• Groove Networks laid off 20% of its workforce last week and also announced that it had closed a fifth round of financing worth $38 million from investors that include Accel Partners, Intel Capital and Microsoft. The company now has raised more than $155 million since its founding in October 1997. Groove says the elimination of 58 positions represents the completion of a restructuring of its sales, marketing and services organizations. The company says the move reflects the Fortune 500 companies' slowdown in software spending. Groove shipped its first product in April 2001 and released Version 2.5 of Groove Workspace this month.
• Underscoring growing concern over spam, the Internet Engineering Task Force has created an Anti-Spam Research Group that aims to put unsolicited commercial e-mail in its cross hairs by setting standards for spam detection and potential legislation. The antispam group will work within the organization's Internet Research Task Force and will investigate whether a single architecture can be implemented that will let e-mail receivers express their consent and, more importantly, lack of consent for certain communications. This approach is because everyone's definition of spam is different, the group said, making e-mail a consent-based communication. The antispam group wants to develop an architecture with three components: consent expression, consent enforcement and source tracking. The ASRG will hold its first meeting March 20 in San Francisco.
• The General Services Administration and U.S. Department of Defense last week became the latest members to join the Liberty Alliance, a group working to create a standards-based specification for federated user identity. The group, which now has 160 members, also added to its membership rolls Lockheed Martin, the largest provider of IT services, systems integration and training to the U.S. government. The government is said to be interested in exploring how the Liberty Alliance specifications can help government organizations authenticate the identity of users that do business with government groups over the Internet. The alliance is expected to announce Version 2.0 of its specification this summer.
• Much of the CRM software that companies buy ends up unused, according to data Gartner released last week. The research firm found that 42% of CRM software licenses respondents bought were not deployed. Despite tight expense controls, companies have been buying more CRM software licenses than they can use, Gartner says. While that might seem to make sense in the short term, in the long term it costs companies more - a 20% to 30% increase in total cost of ownership, compared with companies that carefully plan their CRM software license purchases, Gartner says.

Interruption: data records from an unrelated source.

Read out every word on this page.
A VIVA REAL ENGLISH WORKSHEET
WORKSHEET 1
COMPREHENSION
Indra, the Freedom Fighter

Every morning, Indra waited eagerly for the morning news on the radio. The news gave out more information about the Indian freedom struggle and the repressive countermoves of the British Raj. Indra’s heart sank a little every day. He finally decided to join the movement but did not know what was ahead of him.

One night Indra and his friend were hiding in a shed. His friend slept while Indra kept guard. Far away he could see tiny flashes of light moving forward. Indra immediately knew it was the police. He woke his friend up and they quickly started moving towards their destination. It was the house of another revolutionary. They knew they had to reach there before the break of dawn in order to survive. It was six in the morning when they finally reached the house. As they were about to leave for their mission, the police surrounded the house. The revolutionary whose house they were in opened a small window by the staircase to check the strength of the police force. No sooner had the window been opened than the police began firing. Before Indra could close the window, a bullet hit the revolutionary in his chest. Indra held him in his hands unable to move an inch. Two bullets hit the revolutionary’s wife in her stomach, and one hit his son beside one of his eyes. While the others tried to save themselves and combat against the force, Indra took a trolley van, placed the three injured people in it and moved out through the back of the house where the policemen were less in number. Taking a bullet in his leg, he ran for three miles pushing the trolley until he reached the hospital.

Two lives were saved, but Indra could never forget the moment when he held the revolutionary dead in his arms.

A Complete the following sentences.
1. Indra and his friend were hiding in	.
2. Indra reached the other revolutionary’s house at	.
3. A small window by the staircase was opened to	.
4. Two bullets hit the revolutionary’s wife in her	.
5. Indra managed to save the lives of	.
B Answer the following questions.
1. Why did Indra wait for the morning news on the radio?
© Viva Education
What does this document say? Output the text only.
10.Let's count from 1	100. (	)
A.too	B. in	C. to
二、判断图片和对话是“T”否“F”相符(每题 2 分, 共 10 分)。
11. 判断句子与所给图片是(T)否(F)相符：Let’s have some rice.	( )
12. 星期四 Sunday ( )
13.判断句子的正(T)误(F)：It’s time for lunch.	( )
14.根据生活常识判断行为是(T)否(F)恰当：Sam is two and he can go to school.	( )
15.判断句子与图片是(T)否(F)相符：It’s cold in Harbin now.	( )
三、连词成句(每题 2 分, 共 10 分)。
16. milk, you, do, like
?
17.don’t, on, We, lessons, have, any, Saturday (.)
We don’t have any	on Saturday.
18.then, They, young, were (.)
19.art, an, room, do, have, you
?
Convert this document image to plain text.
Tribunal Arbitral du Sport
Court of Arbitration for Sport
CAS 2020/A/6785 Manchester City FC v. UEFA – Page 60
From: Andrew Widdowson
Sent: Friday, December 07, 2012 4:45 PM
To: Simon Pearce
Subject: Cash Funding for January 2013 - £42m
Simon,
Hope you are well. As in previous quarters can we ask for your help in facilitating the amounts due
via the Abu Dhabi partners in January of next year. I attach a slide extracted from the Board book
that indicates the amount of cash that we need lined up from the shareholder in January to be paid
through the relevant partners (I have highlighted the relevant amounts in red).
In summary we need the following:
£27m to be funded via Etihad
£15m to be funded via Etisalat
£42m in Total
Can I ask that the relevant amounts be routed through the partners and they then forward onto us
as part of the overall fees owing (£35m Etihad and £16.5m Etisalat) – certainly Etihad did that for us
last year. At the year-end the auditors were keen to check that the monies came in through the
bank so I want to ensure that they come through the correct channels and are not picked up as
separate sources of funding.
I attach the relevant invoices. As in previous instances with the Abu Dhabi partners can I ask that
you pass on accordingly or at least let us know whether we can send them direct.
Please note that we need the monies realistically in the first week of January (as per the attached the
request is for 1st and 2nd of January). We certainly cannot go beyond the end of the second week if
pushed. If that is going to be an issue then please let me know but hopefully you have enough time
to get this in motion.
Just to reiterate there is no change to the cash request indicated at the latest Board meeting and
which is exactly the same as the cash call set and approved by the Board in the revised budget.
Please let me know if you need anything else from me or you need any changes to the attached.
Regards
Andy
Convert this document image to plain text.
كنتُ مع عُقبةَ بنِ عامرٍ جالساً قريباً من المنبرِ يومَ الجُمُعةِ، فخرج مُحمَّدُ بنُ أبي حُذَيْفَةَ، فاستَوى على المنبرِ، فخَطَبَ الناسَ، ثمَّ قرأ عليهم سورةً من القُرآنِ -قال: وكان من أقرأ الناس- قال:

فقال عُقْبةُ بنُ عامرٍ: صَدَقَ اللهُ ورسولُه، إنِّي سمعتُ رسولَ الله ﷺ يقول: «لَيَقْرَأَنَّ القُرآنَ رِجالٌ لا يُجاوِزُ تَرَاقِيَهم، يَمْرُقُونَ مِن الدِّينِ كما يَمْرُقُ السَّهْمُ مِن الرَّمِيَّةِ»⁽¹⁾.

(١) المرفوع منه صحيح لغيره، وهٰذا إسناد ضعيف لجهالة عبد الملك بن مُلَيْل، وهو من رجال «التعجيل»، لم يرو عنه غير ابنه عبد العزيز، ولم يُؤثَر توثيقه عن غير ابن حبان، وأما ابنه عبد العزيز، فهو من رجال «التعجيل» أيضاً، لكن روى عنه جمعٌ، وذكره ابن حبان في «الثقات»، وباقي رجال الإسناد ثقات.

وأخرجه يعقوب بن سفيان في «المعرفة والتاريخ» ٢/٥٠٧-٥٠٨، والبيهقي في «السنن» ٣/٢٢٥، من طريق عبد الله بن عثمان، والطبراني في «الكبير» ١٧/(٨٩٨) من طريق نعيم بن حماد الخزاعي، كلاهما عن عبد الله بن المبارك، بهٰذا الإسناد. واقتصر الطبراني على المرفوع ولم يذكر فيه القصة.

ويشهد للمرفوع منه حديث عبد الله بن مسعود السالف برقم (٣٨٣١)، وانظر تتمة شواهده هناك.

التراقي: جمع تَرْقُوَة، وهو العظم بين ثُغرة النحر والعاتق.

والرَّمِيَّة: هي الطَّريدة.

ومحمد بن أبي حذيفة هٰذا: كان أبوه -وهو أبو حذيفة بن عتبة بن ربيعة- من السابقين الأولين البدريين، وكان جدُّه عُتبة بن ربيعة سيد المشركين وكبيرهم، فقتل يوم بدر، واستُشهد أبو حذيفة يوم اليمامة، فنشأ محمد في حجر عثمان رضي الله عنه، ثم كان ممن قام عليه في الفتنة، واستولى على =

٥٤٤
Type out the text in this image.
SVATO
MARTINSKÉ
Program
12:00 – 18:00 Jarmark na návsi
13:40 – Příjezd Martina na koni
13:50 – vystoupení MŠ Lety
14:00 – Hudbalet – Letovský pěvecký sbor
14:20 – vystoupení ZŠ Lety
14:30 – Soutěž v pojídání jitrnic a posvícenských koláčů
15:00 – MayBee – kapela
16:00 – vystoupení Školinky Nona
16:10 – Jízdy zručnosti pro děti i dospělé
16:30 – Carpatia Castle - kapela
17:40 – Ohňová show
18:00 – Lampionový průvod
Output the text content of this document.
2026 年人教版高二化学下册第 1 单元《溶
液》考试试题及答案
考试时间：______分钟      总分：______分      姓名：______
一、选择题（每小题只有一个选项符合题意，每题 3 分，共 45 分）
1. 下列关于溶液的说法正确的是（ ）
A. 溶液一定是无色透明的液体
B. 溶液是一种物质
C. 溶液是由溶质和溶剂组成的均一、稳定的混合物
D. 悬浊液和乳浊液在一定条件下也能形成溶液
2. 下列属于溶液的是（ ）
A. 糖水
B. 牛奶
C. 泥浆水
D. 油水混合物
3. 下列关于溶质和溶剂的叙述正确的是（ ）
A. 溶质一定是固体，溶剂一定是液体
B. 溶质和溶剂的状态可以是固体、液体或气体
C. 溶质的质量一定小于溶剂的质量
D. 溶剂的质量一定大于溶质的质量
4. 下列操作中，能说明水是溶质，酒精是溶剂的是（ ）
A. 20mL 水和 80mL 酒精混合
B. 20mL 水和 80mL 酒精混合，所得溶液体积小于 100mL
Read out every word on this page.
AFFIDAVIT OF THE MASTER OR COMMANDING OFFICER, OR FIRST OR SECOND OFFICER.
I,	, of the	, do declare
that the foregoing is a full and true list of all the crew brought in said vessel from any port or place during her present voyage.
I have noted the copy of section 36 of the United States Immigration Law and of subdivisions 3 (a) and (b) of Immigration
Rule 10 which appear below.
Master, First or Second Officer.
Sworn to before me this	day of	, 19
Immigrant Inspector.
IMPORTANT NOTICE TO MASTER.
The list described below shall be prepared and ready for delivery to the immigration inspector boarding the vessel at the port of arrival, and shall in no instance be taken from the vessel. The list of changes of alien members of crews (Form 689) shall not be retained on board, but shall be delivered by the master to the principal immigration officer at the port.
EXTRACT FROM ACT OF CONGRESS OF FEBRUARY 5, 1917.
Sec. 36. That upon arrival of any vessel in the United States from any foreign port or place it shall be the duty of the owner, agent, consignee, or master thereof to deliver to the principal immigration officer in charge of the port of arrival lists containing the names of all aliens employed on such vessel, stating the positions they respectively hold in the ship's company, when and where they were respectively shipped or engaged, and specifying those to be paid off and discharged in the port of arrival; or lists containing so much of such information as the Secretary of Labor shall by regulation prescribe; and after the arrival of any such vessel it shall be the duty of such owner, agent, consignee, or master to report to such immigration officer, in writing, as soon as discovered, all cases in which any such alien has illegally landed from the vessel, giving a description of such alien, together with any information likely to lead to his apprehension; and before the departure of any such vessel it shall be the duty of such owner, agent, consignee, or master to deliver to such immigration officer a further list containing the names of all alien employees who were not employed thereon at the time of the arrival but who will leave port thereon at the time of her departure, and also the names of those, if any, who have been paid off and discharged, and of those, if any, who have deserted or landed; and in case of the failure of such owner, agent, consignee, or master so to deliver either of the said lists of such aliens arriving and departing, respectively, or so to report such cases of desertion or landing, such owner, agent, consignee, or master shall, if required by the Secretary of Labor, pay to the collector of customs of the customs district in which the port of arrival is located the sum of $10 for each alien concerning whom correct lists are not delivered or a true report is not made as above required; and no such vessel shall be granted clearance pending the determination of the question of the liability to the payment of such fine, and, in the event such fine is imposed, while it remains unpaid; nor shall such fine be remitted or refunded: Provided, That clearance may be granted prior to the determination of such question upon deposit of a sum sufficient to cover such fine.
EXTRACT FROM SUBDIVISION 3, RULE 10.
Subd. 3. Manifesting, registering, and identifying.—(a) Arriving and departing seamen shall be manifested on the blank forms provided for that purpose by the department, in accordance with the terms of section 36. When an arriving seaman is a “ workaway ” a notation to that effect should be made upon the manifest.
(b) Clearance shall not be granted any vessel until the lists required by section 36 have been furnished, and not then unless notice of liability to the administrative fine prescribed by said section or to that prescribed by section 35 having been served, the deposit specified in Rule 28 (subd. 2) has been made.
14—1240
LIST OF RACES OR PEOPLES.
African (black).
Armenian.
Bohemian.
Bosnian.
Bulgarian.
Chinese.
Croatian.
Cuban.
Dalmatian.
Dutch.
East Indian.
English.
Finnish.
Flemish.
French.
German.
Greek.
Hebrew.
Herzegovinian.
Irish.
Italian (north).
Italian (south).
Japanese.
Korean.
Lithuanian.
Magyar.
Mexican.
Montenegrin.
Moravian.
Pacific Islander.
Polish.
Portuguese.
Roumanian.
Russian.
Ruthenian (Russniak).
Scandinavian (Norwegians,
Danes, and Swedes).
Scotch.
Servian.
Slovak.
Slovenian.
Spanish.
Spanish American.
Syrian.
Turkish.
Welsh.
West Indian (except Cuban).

• A team of scientists at the Stanford Linear Accelerator Center says it has set an Internet speed record using fiber-optic cables to send 6.7G bytes of data - the equivalent of two DVD movies - across 6,800 miles in only 58 seconds. The transfer of uncompressed data occurred at 923M bit/sec from Sunnyvale, Calif., to Amsterdam. That's about 3,500 times faster than a typical Internet broadband connection. "By exploring the edges of Internet technologies' performance envelope, we are improving our . . . ability to implement new networking technologies," researcher Les Cottrell told CNN. The experiment could "bring high-speed data transfer to practical, everyday applications, such as doctors at multiple sites sharing and discussing a patient's [heart test results] to diagnose and plan treatment," Cottrell says.